My wife is looking to get a new UTV. Looking at a lot of different models and the Wildcat is one of them. Just wondering what issues are popping up and how they are holding up in the mud? I know I have heard the wet clutch has gotta go and have contacted Airdam for a quote on that. What else is out there on them?


----------



## honda maniac (Jun 17, 2010)

wet clutch is not a issue they are great machines just not much cargo room


----------



## RYAN. (Mar 22, 2012)

I'm a arctic cat guy but you put a wildcat and rzr in front of me and I pick the rzr all day they are proven in the mud the wildcat hasn't cut its teeth yet


----------



## Josh82 (Jun 18, 2012)

Ive only seen one once on the trails and he wouldnt go through any mud but it sure looked sick with 29.5 laws on it


----------



## brutemike (Mar 23, 2010)

I seen one on a big spring ride and we where all messing around in a big bit shallower hole then we stopped to watch him and a few others next thing we herd a loud noise and the wildcat was dead in the water.It would start but wouldn't move not sure if it was a belt or transmission and this thing was all stock.


----------



## Col_Sanders (May 16, 2010)

I have seen a few out riding but any time I see them it has been on hardpack or at the sandbar. Haven't gotten to see them in any holes. I personally haven't seen any get towed back, but the owner or the park has had the honor of towing a few back to camp with broken prop shafts and axles. I have raced one on my 900 and I felt bad for the guy. It was a serious whooping. He was not even close.
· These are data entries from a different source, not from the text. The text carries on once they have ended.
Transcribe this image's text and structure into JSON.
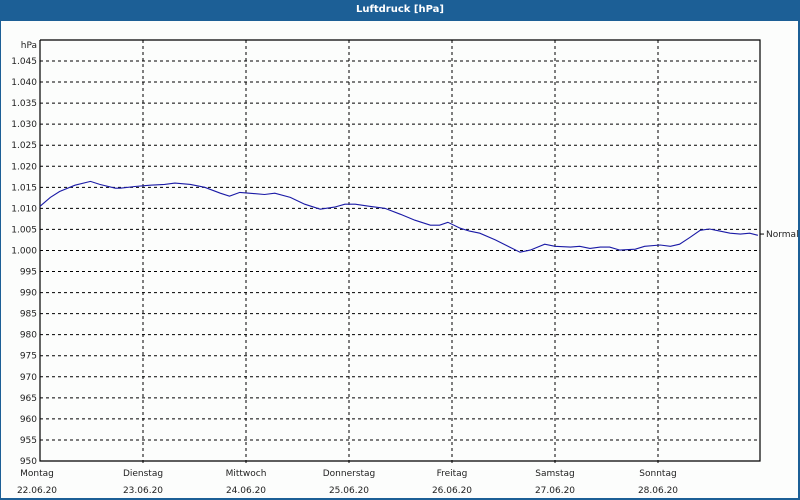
{
  "window": {
    "title": "Luftdruck [hPa]"
  },
  "chart_data": {
    "type": "line",
    "title": "Luftdruck [hPa]",
    "ylabel": "hPa",
    "xlabel": "",
    "ylim": [
      950,
      1045
    ],
    "y_ticks": [
      "950",
      "955",
      "960",
      "965",
      "970",
      "975",
      "980",
      "985",
      "990",
      "995",
      "1.000",
      "1.005",
      "1.010",
      "1.015",
      "1.020",
      "1.025",
      "1.030",
      "1.035",
      "1.040",
      "1.045"
    ],
    "x_ticks": [
      {
        "day": "Montag",
        "date": "22.06.20"
      },
      {
        "day": "Dienstag",
        "date": "23.06.20"
      },
      {
        "day": "Mittwoch",
        "date": "24.06.20"
      },
      {
        "day": "Donnerstag",
        "date": "25.06.20"
      },
      {
        "day": "Freitag",
        "date": "26.06.20"
      },
      {
        "day": "Samstag",
        "date": "27.06.20"
      },
      {
        "day": "Sonntag",
        "date": "28.06.20"
      }
    ],
    "annotation": "Normal",
    "grid": true,
    "series": [
      {
        "name": "Luftdruck",
        "color": "#1a1aa6",
        "x_days": [
          0,
          0.1,
          0.19,
          0.34,
          0.49,
          0.58,
          0.73,
          0.78,
          0.92,
          1.07,
          1.21,
          1.31,
          1.46,
          1.6,
          1.75,
          1.84,
          1.94,
          2.03,
          2.18,
          2.28,
          2.43,
          2.57,
          2.72,
          2.86,
          2.96,
          3.06,
          3.2,
          3.35,
          3.5,
          3.64,
          3.79,
          3.88,
          3.96,
          4.08,
          4.17,
          4.27,
          4.42,
          4.56,
          4.66,
          4.76,
          4.9,
          5.0,
          5.15,
          5.24,
          5.34,
          5.44,
          5.53,
          5.63,
          5.78,
          5.87,
          6.02,
          6.12,
          6.21,
          6.31,
          6.41,
          6.5,
          6.6,
          6.7,
          6.8,
          6.89,
          6.97
        ],
        "values": [
          1010.5,
          1012.6,
          1014.0,
          1015.5,
          1016.4,
          1015.7,
          1014.8,
          1014.8,
          1015.2,
          1015.5,
          1015.7,
          1016.0,
          1015.7,
          1015.0,
          1013.6,
          1012.9,
          1013.8,
          1013.6,
          1013.3,
          1013.6,
          1012.6,
          1011.0,
          1009.8,
          1010.3,
          1011.0,
          1011.0,
          1010.5,
          1010.0,
          1008.6,
          1007.2,
          1006.0,
          1006.0,
          1006.7,
          1005.3,
          1004.6,
          1004.1,
          1002.5,
          1000.8,
          999.6,
          1000.1,
          1001.5,
          1001.0,
          1000.8,
          1001.0,
          1000.5,
          1000.8,
          1000.8,
          1000.1,
          1000.3,
          1001.0,
          1001.3,
          1001.0,
          1001.5,
          1003.1,
          1004.8,
          1005.1,
          1004.6,
          1004.1,
          1003.9,
          1004.1,
          1003.6
        ]
      }
    ]
  }
}
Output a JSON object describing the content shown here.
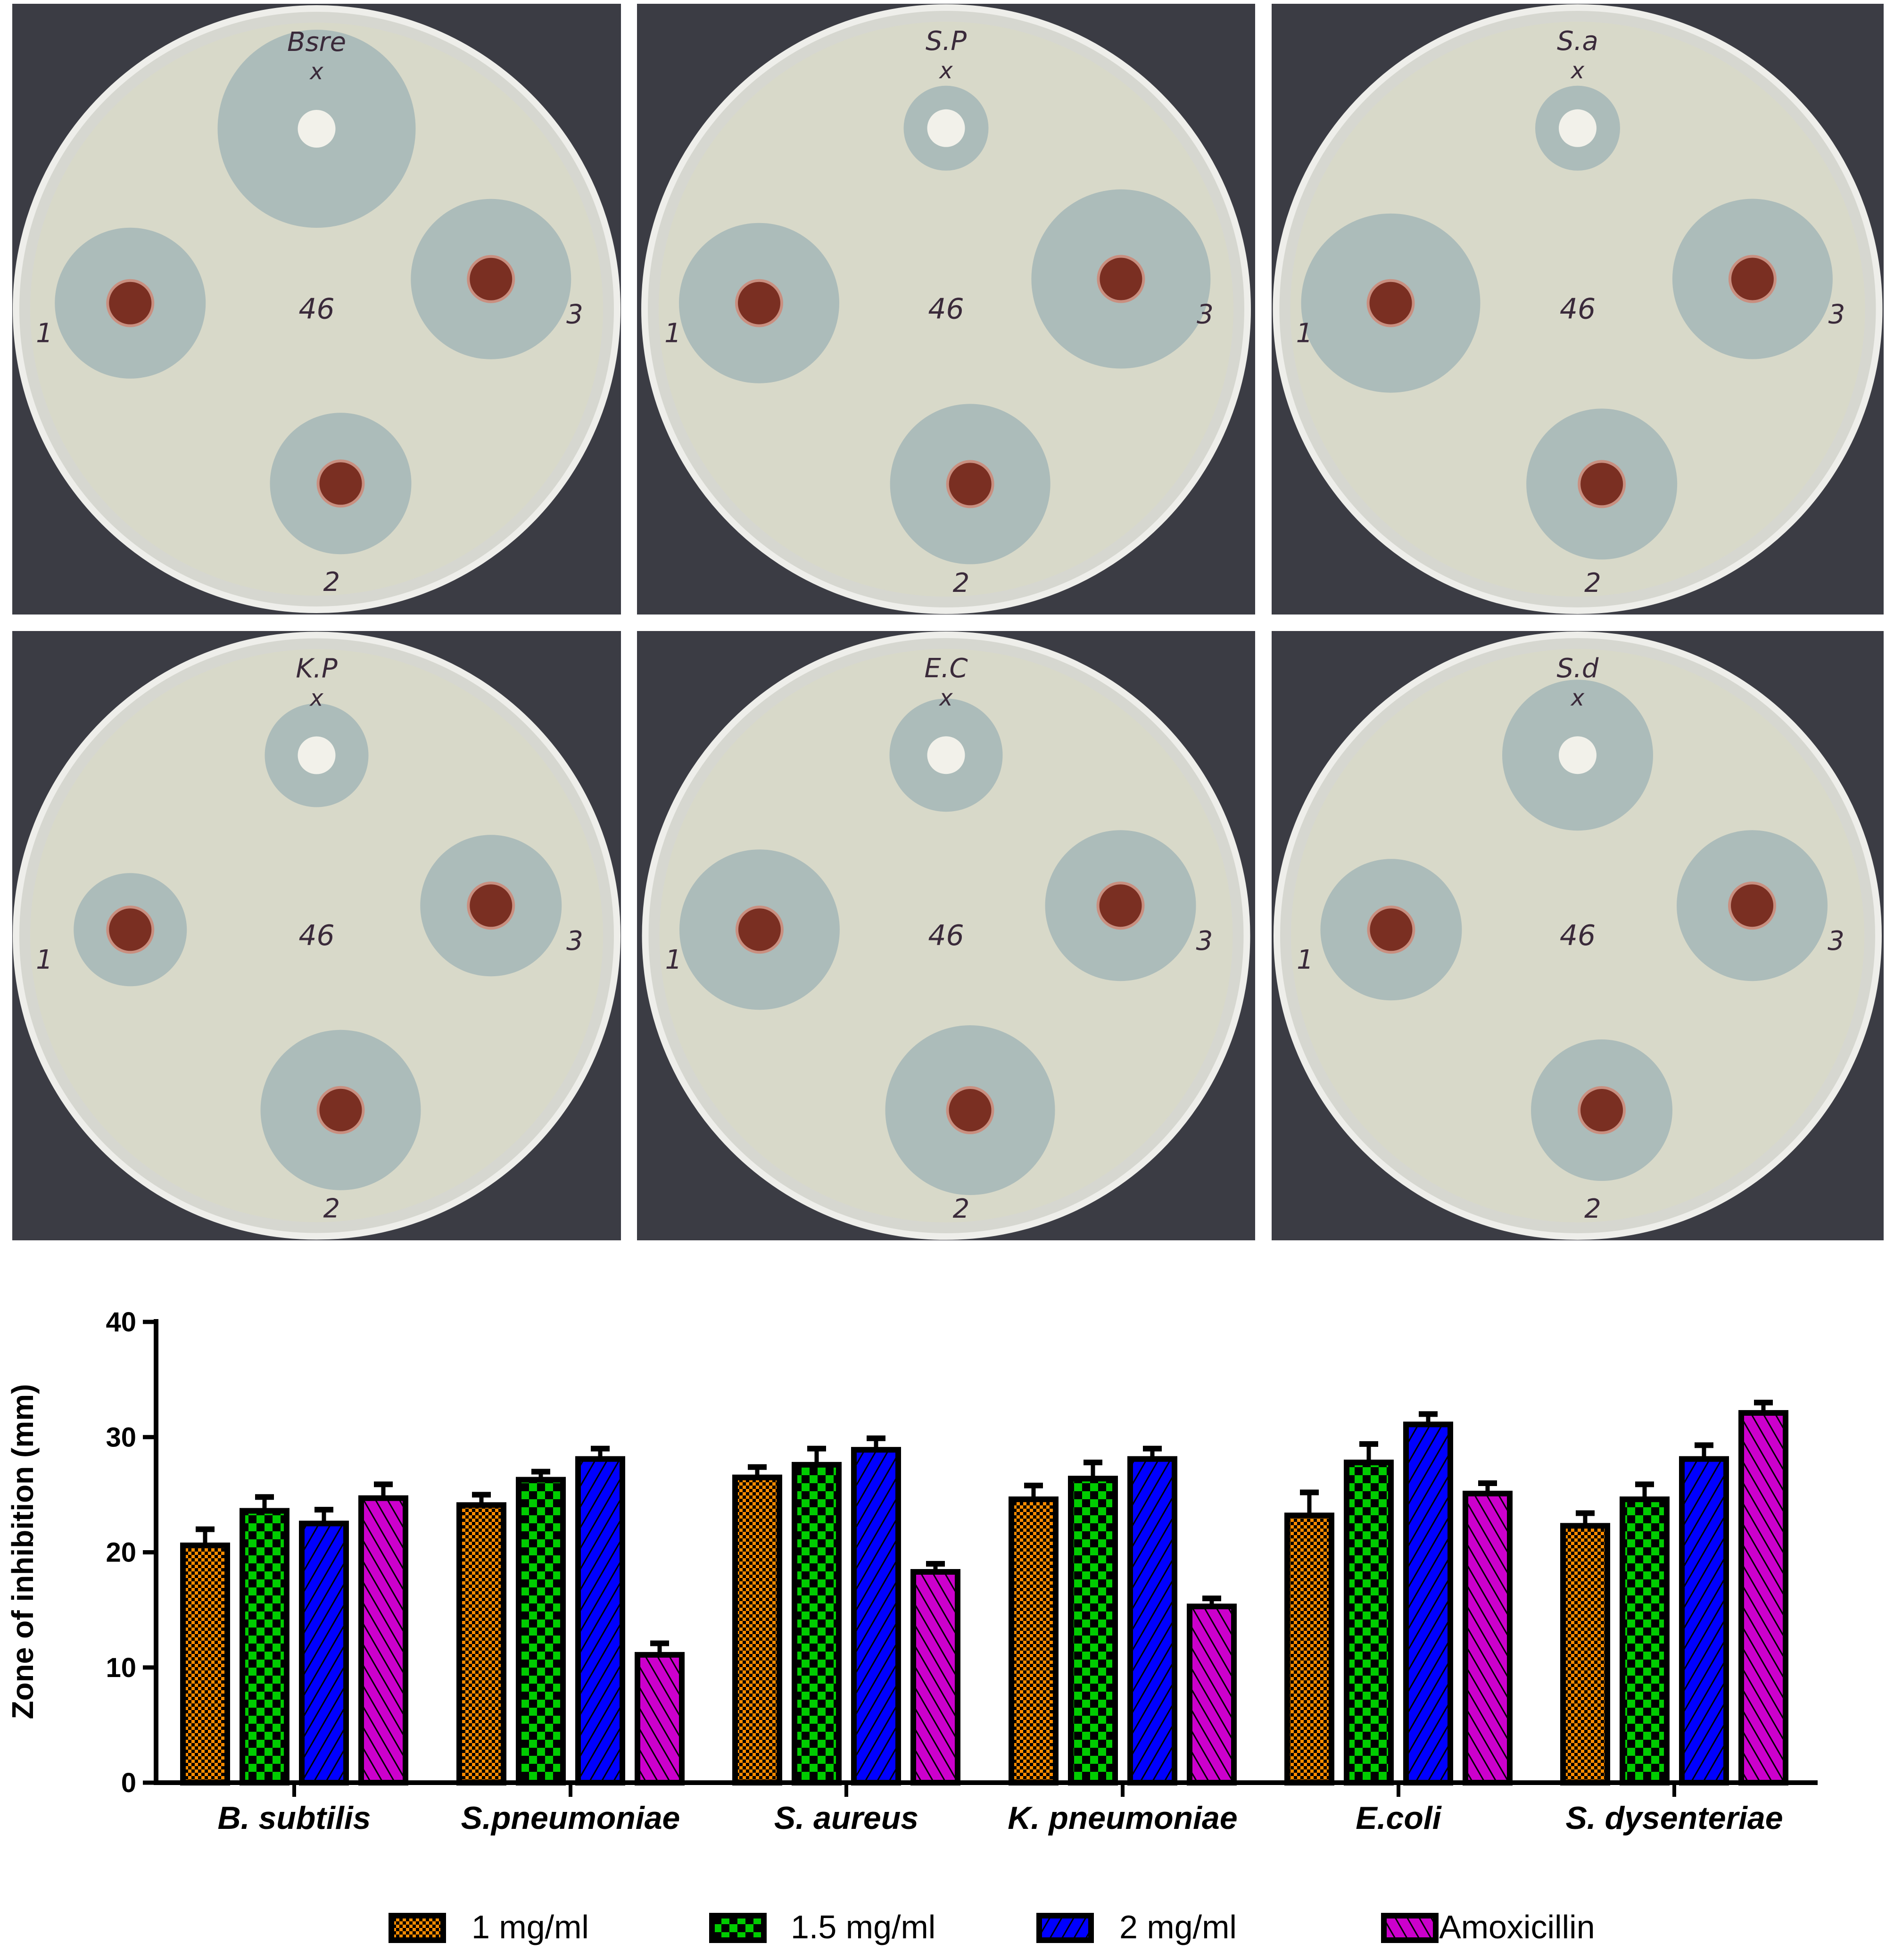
{
  "plates": [
    {
      "label": "Bsre",
      "center_label": "46",
      "well_labels": [
        "1",
        "2",
        "3"
      ],
      "mark": "x"
    },
    {
      "label": "S.P",
      "center_label": "46",
      "well_labels": [
        "1",
        "2",
        "3"
      ],
      "mark": "x"
    },
    {
      "label": "S.a",
      "center_label": "46",
      "well_labels": [
        "1",
        "2",
        "3"
      ],
      "mark": "x"
    },
    {
      "label": "K.P",
      "center_label": "46",
      "well_labels": [
        "1",
        "2",
        "3"
      ],
      "mark": "x"
    },
    {
      "label": "E.C",
      "center_label": "46",
      "well_labels": [
        "1",
        "2",
        "3"
      ],
      "mark": "x"
    },
    {
      "label": "S.d",
      "center_label": "46",
      "well_labels": [
        "1",
        "2",
        "3"
      ],
      "mark": "x"
    }
  ],
  "chart_data": {
    "type": "bar",
    "title": "",
    "xlabel": "",
    "ylabel": "Zone of inhibition (mm)",
    "ylim": [
      0,
      40
    ],
    "yticks": [
      0,
      10,
      20,
      30,
      40
    ],
    "grid": false,
    "legend_placement": "bottom",
    "categories": [
      "B. subtilis",
      "S.pneumoniae",
      "S. aureus",
      "K. pneumoniae",
      "E.coli",
      "S. dysenteriae"
    ],
    "series": [
      {
        "name": "1 mg/ml",
        "color": "#ff8c00",
        "pattern": "fine-checker",
        "values": [
          20.6,
          24.1,
          26.5,
          24.6,
          23.2,
          22.3
        ],
        "errors": [
          1.4,
          0.9,
          0.9,
          1.2,
          2.0,
          1.1
        ]
      },
      {
        "name": "1.5 mg/ml",
        "color": "#00cc00",
        "pattern": "checker",
        "values": [
          23.6,
          26.3,
          27.6,
          26.4,
          27.8,
          24.6
        ],
        "errors": [
          1.2,
          0.7,
          1.4,
          1.4,
          1.6,
          1.3
        ]
      },
      {
        "name": "2 mg/ml",
        "color": "#0000ff",
        "pattern": "forward-diagonal",
        "values": [
          22.5,
          28.1,
          28.9,
          28.1,
          31.1,
          28.1
        ],
        "errors": [
          1.2,
          0.9,
          1.0,
          0.9,
          0.9,
          1.2
        ]
      },
      {
        "name": "Amoxicillin",
        "color": "#cc00cc",
        "pattern": "back-diagonal",
        "values": [
          24.7,
          11.1,
          18.3,
          15.3,
          25.1,
          32.1
        ],
        "errors": [
          1.2,
          1.0,
          0.7,
          0.7,
          0.9,
          0.9
        ]
      }
    ]
  }
}
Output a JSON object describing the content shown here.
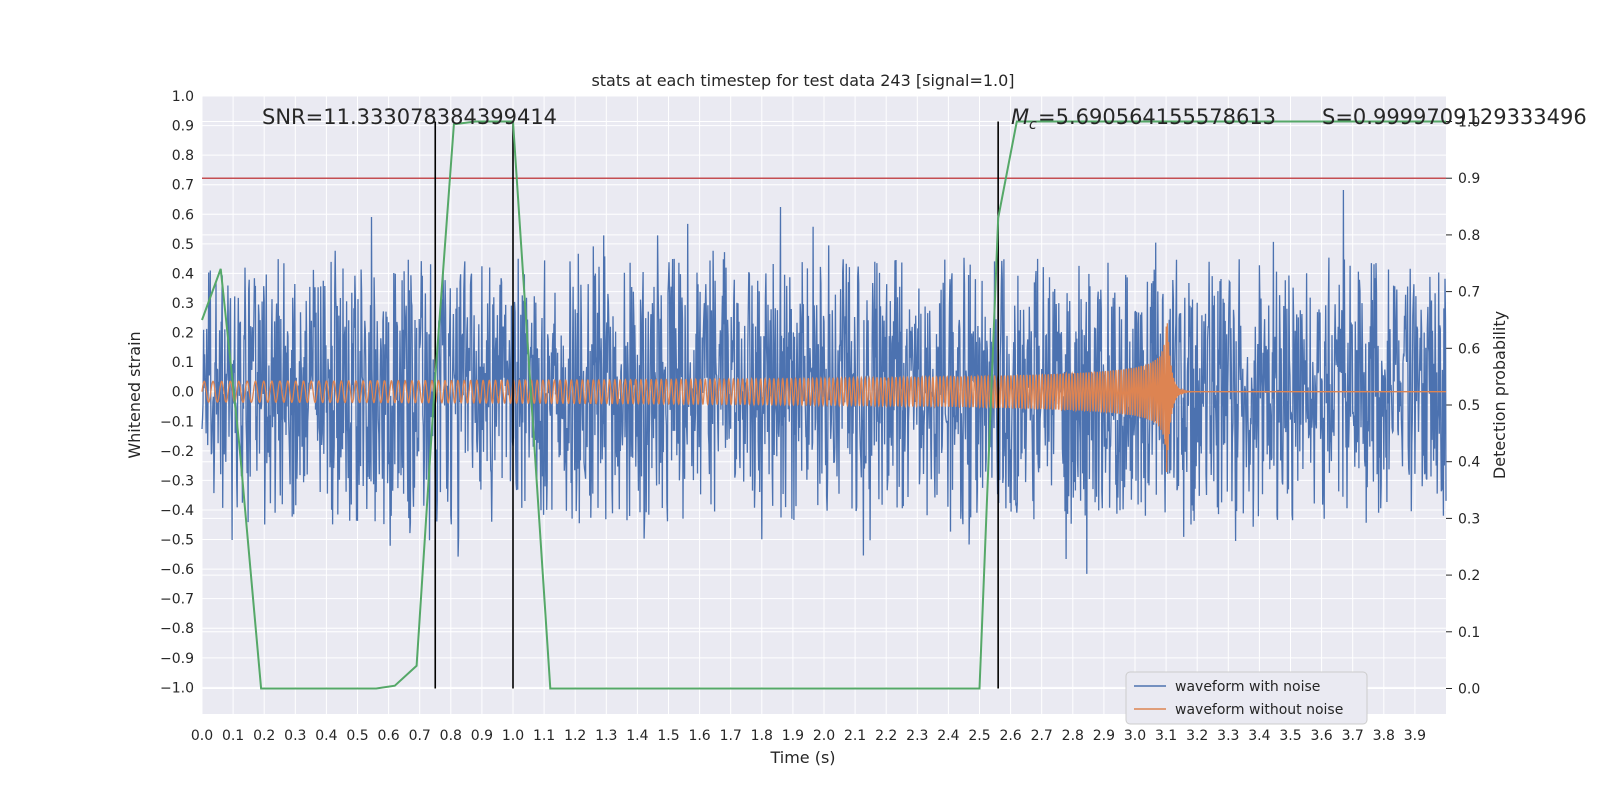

A wet clutch delete may get you close, but from what I see they seem to have a whole different set of issues.

I am far from brand loyal. If I was in the market right now I would be waiting to see a maverick in person and test drive it. I'd also be considering the ranger 900 or another RZR 900, the wildcat wouldn't be in the running at all. I wish the Japanese would bring out a real sport sxs.


----------